ー第2節 茶葉でなく「誰かを想う心」が水を最高の霊薬に変えると悟ったユイ。産業医が諦めかけたハルトの元へ駆け寄り、ただのミネラルウォーターに純粋な祈りを込めて飲ませる。
第2節 茶葉でなく「誰かを想う心」が水を最高の霊薬に変えると悟ったユイ。産業医が諦めかけたハルトの元へ駆け寄り、ただのミネラルウォーターに純粋な祈りを込めて飲ませる。
時間が再び動き出した。
オフィスの喧騒と、エラーを知らせるアラーム音が耳に飛び込んでくる。しかし、ユイの心は一点の曇りもなく透き通っていた。
「……そうだった。お茶の葉が、魔法をかけていたんじゃない」
ユイは自分の手のひらと、そこに握られた百円のミネラルウォーターのペットボトルを見つめた。
給湯室という場所も、市販のティーバッグも、ただの媒介に過ぎなかったのだ。
「誰かを純粋に想い、痛みに寄り添い、癒やそうとする心。それそのものが、このありふれた水を、世界で一番の霊薬に変えるんだわ」
ITスキルがなくてもいい。経営の知識がなくてもいい。
私には、この人を助けたいという「想い」がある。能力至上主義のこの会社で、誰よりも純粋に他者の幸せを願う心がある。それこそが、何物にも代えがたい私の本当の価値なのだ。
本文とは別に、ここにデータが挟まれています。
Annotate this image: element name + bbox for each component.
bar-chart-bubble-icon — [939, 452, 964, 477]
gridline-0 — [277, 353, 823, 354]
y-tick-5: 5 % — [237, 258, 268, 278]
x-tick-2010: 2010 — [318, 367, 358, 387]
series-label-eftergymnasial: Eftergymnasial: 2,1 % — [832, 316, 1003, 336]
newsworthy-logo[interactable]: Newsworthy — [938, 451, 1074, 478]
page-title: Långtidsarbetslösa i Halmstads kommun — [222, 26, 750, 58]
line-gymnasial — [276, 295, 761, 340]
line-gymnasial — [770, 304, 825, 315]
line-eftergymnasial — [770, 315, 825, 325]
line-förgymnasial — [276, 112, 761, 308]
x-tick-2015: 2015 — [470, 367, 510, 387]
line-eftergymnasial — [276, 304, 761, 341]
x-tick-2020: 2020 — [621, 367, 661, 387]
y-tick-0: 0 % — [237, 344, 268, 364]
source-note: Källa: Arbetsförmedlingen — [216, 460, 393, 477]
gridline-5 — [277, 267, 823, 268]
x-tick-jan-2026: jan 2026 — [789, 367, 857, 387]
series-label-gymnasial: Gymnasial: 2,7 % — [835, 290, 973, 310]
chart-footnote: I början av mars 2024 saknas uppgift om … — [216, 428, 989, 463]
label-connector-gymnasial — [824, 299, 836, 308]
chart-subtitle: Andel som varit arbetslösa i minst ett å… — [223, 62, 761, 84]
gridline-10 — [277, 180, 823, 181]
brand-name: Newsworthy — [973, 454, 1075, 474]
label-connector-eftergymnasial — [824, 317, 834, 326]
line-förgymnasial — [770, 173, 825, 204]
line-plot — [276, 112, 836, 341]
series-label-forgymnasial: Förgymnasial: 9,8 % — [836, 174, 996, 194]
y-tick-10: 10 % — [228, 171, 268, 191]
ユイはペットボトルを握りしめ、倒れているハルトの元へ向かって真っ直ぐに走り出した。
「どいてください!」
床に血を吐き、チアノーゼを起こして意識を失っているハルトを取り囲んでいた産業医やエリート社員たちが、ユイのただならぬ気迫に圧倒され、無意識のうちに道をあけた。
今のユイの全身からは、目には見えないが、誰もが畏怖と安らぎを同時に覚えるような、神聖で黄金色のオーラが立ち昇っていたからだ。
「おい、君は派遣の……何をしようとしている! 社長はもう、通常の医療処置では手の施しようが……」
「処置なら、私がします」
静かだが、絶対に揺るがない力強い声。ユイは床に膝をつき、死の淵をさまようハルトの上半身をそっと抱き起こした。
冷たく、生気を失ったハルトの頬。どんなに冷酷で完璧な社長として振る舞っていても、その内側は誰よりも傷つき、重圧に悲鳴を上げていたのだ。
「社長。……もう、ひとりで戦わなくていいですよ」
ユイはペットボトルのキャップを開け、ハルトの青白い唇にそっと近づけた。
(どうか、生きてください。あなたの張り詰めた心が、重圧から解放されますように。どうか、この命の流れが途絶えませんように……!)
ユイは一切の雑念を捨て、心からの純粋な祈りと慈愛を、手にしたミネラルウォーターに込めた。
トクトクと、澄み切ったただの冷たい水が、ハルトの口内へと流し込まれていく。